Available at: http://digitalcommons.calpoly.edu/theses/1633
Date of Award
MS in Computer Science
Today’s online content increases at an alarmingly rate which exceeds users’ ability to consume such content. Modern search techniques allow users to enter keyword queries to find content they wish to see. However, such techniques break down when users freely browse the internet without knowing exactly what they want. Users may have to invest an unnecessarily long time reading content to see if they are interested in it. Automatic text summarization helps relieve this problem by creating synopses that significantly reduce the text while preserving the key points. Steffen Lyngbaek created the SPORK summarization pipeline to solve the content overload in Reddit comment threads. Lyngbaek adapted the Opinosis graph model for extractive summarization and combined it with agglomerative hierarchical clustering and the Smith-Waterman algorithm to perform multi-document summarization on Reddit comments.

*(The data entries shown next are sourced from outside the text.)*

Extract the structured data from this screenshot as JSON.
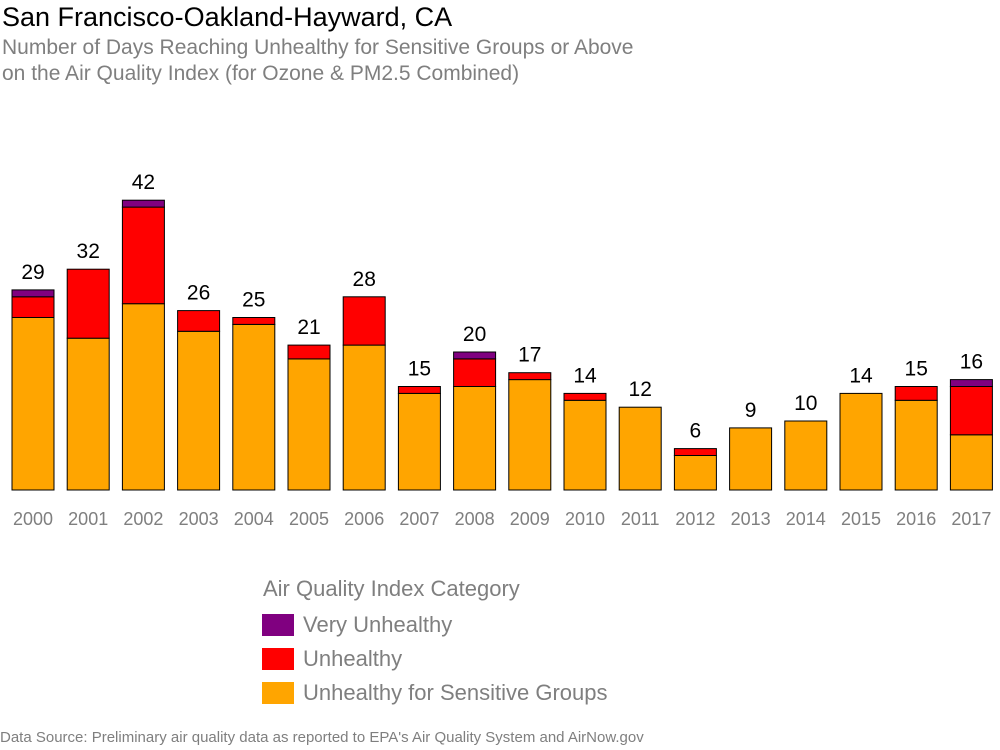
{
  "chart_data": {
    "type": "bar",
    "stacked": true,
    "title": "San Francisco-Oakland-Hayward, CA",
    "subtitle_line1": "Number of Days Reaching Unhealthy for Sensitive Groups or Above",
    "subtitle_line2": "on the Air Quality Index (for Ozone & PM2.5 Combined)",
    "categories": [
      "2000",
      "2001",
      "2002",
      "2003",
      "2004",
      "2005",
      "2006",
      "2007",
      "2008",
      "2009",
      "2010",
      "2011",
      "2012",
      "2013",
      "2014",
      "2015",
      "2016",
      "2017"
    ],
    "series": [
      {
        "name": "Unhealthy for Sensitive Groups",
        "color": "#FFA500",
        "values": [
          25,
          22,
          27,
          23,
          24,
          19,
          21,
          14,
          15,
          16,
          13,
          12,
          5,
          9,
          10,
          14,
          13,
          8
        ]
      },
      {
        "name": "Unhealthy",
        "color": "#FF0000",
        "values": [
          3,
          10,
          14,
          3,
          1,
          2,
          7,
          1,
          4,
          1,
          1,
          0,
          1,
          0,
          0,
          0,
          2,
          7
        ]
      },
      {
        "name": "Very Unhealthy",
        "color": "#800080",
        "values": [
          1,
          0,
          1,
          0,
          0,
          0,
          0,
          0,
          1,
          0,
          0,
          0,
          0,
          0,
          0,
          0,
          0,
          1
        ]
      }
    ],
    "totals": [
      29,
      32,
      42,
      26,
      25,
      21,
      28,
      15,
      20,
      17,
      14,
      12,
      6,
      9,
      10,
      14,
      15,
      16
    ],
    "ylim": [
      0,
      42
    ],
    "grid": false,
    "legend_title": "Air Quality Index Category",
    "legend_position": "bottom"
  },
  "source": "Data Source: Preliminary air quality data as reported to EPA's Air Quality System and AirNow.gov"
}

This thesis presents WHISK as a pipeline for general multi-document text summarization based on SPORK. A generic data model in WHISK allows creating new drivers for different platforms to work with the pipeline. In addition to the existing Opinosis graph model adapted in SPORK, WHISK introduces two simplified graph models for the pipeline. The simplified models removes unnecessary restrictions inherited from Opinosis graph’s abstractive summarization origins. Performance measurements and a study with Digital Democracy compare the two new graph models against the Opinosis graph model. Additionally, the study evaluates WHISK’s ability to generate pull quotes from political discussions as summaries.